Another pro-European party, Volt, is projected to enter parliament for the first time with three seats.
“D66 now clearly is the second biggest party of the country and holds the strongest progressive voice,” Kees Aarts, a professor of politics at Groningen University, said in a phone interview. “This will give them a big voice in a potential new government.”
Wopke Hoekstra, who served as Rutte’s most recent finance minister, is projected to win 15 seats with his Christian Democrats, behind the 17 seats Geert Wilders’ populists is winning. The Christian Democrats and D66 both had 19 seats in the last parliament and Hoekstra may have to cede the finance ministry to the pro-European group.
“We have a big responsibility, the party and myself,” Kaag said in her first comments after the polls were released. “We need to cooperate and we want to be more progressive, greener and more equal.”
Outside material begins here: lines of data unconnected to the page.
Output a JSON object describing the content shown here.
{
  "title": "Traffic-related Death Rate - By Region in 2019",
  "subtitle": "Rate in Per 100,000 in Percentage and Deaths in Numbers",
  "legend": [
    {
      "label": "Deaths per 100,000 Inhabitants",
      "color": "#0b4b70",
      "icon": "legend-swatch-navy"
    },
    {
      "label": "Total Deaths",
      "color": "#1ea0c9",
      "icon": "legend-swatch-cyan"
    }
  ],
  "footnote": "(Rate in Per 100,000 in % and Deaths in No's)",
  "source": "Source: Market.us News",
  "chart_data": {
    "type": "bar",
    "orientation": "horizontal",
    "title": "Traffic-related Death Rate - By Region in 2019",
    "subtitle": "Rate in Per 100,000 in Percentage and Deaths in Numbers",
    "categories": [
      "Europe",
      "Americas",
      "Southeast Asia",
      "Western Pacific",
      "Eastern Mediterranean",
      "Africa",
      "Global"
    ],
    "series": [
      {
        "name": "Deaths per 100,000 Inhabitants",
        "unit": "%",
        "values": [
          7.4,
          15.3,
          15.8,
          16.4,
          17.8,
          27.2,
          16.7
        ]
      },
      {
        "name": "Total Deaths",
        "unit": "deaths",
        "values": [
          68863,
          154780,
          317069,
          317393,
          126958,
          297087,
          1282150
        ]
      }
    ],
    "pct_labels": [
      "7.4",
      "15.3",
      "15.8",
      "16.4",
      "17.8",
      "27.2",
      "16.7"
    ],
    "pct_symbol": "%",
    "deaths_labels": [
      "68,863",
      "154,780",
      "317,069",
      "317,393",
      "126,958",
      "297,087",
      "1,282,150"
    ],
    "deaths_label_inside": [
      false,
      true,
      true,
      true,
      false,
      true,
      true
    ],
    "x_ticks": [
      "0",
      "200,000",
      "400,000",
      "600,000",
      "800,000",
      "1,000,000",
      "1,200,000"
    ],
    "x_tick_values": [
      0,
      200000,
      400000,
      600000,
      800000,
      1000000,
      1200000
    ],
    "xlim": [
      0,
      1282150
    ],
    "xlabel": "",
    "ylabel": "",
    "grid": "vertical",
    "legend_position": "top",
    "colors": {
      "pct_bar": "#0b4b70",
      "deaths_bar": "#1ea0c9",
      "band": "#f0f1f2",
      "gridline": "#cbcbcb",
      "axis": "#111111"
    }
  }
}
As the two main winners, Rutte and Kaag are expected to take the initiative in coalition negotiations, while Hoekstra and the leaders of the left wing groups -- Labor, the Socialist Party and the Green Left -- are likely to come under pressure over their losses.
The Dutch last year fought alongside Austria, Denmark and Sweden to water down the 750 billion-euro ($900 billion) EU recovery package proposed by German Chancellor Angela Merkel and Emmanuel Macron of France. During the campaign, Kaag had criticized that approach, arguing that the Netherlands, the fifth-biggest economy in the bloc, should seek to forge a common project with the EU’s biggest powers.
“The Dutch strategy of making alliances with smaller countries is not in the spirit of Europe,” said Amy Verdun, a visiting professor of European politics at the University of Leiden. “It is not a winning strategy and I think it will change.”
The first priority for the next government will be to get the pandemic under control and then rebuild the economy. Dutch output shrank by 4.1% last year and the European Commission is forecasting an expansion of just 1.8% for 2021, the weakest in the European Union.
The main Dutch newspapers focused on the success of D66, with de Volkskrant referring to the “Kaag effect” and NRC Handelsblad writing that the “pro-European sounds” of her party were echoed by the arrival in parliament Volt, a smaller ally. De Telegraaf had a photo of Rutte raising a glass with VVD colleagues on its front page.